Kiku Boutique is a small handmade clothing and corsetry shop in Manchester City Centre. The boutique, now in its 14th year, has recently made changes to the way they source materials in a bid to be a more sustainable company.
We spoke to the owner, Lynn Mackay, to discuss what prompted the shift and the future of the fast fashion industry.
As a small handmade clothing boutique, I’m assuming the majority of your garments must already be considered ‘slow fashion’ – how important is that to the Kiku brand
We’re very much a slow fashion brand. Most of what we make is to order. This cuts down on waste and selling off any remaining garments cheap, which I feel devalues what we do. I want customers to keep pieces we have made as wardrobe staples, revisiting them year after year.

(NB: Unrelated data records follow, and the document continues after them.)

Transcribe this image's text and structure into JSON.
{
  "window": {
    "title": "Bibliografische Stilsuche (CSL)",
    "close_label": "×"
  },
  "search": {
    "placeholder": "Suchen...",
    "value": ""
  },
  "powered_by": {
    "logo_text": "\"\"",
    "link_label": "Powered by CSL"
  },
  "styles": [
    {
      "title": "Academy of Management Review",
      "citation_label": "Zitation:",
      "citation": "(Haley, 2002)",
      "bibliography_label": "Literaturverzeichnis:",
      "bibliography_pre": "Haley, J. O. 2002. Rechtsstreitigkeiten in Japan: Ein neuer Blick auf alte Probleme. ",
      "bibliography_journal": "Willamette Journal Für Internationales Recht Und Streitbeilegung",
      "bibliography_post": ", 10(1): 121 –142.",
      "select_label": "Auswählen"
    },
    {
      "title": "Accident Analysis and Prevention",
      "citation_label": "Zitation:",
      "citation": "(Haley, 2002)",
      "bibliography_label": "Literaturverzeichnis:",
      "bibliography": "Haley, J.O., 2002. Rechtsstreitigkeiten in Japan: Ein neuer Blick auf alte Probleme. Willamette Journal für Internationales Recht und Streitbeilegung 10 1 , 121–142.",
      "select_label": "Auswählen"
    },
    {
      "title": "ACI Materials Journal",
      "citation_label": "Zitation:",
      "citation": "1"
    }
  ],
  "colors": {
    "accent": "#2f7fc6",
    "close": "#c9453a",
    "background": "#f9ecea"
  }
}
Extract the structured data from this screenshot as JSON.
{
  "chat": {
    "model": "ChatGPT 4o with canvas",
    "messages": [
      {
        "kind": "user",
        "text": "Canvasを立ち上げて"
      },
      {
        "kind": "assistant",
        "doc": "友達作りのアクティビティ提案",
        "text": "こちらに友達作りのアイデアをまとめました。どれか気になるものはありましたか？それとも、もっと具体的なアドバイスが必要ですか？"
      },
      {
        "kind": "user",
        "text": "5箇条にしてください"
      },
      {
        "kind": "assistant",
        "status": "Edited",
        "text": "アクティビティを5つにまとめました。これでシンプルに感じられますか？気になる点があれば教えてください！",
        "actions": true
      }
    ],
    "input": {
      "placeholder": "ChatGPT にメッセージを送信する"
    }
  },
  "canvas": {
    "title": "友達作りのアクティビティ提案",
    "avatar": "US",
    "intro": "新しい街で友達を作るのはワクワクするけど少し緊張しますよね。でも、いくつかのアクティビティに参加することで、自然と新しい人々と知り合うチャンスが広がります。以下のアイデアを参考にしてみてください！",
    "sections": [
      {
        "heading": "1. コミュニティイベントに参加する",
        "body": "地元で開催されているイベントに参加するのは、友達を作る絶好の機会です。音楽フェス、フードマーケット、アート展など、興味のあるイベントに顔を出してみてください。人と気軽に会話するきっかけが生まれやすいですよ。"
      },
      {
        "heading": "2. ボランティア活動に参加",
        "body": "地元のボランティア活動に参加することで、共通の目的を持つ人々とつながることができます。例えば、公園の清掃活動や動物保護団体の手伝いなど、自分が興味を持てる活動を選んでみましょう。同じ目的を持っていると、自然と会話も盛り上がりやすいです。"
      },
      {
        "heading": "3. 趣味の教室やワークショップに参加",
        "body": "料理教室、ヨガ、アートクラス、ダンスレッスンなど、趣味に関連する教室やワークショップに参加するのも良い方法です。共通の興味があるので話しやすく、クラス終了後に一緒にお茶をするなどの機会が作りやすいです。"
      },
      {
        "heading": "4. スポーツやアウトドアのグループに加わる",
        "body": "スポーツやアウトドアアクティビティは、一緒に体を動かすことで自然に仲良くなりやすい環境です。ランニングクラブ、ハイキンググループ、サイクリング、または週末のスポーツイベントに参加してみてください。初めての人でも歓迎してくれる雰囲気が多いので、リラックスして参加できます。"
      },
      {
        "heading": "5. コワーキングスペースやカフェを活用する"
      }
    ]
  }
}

I notice you’ve recently made a move toward recycling and adapting existing garments – what prompted this move towards a more circular way of creating clothes?
We have been selling vintage kimonos for a few years, and my friend makes corsets out of vintage obi fabrics, it just seemed a natural progression to experiment with using these fabrics myself. The silks are so beautiful, unique and of the highest quality, why not appreciate them in a different form.
Are you finding the conversation around sustainability is becoming more important to your customers?
Very slowly, to be honest. It’s still very much a minority of people that like the idea that a garment is made specifically for them, not everyone wants to wait for an outfit to be made. I’d say a lot more people are buying second-hand and vintage clothing but again this is pretty instant and still feeds the habit that you need something different to wear.
What problems have you encountered in making the move towards working more sustainably?
The cost! Trying to find wholesalers of eco fabrics that will supply a micro-business like mine has been difficult. If I was to buy fabrics at retail prices, I’d have to pass the cost on to my customers, hence pricing myself out of the market.
Do you have plans to make further environmentally conscious changes in your processes?
I’m going to keep using kimono and obi’s maybe other vintage fabrics. Look into sourcing end of season fabrics from larger companies. Keep looking for suppliers of fabrics such as tencel, bamboo silk, peace silk and recycled fabrics. We already reuse packaging, have switched to paper tape, along with paperless billing whenever we can.
Fast fashion is one of the biggest threats to our planet – what solutions do you think need to be implemented to bring about real change?
High street shops should bring out fewer collections a year, move away from micro fashions. More transparency as to where and how the fabric and manufacturing is done and the conditions of the workers. I think the whole out of sight out of mind is still prevalent with most people. Maybe ecology should be taught in schools, educate from an early age. I’d like to see the end of mega companies like Shein who can copy young designers at a fraction of the cost!
How would you advise other businesses who are wanting to make the shift towards circularity but are feeling overwhelmed?
I am only just starting to learn myself and becoming more aware of being sustainable. Keep at it, research, find your niche.
What tips do you have for customers who want to make the move away from fast fashion?
Start investing in quality pieces that will last, think of buying second hand as well. Stop buying so much online, think about the quality of the products you’re buying. Add items to work with your existing wardrobe, don’t follow fashion create your own style!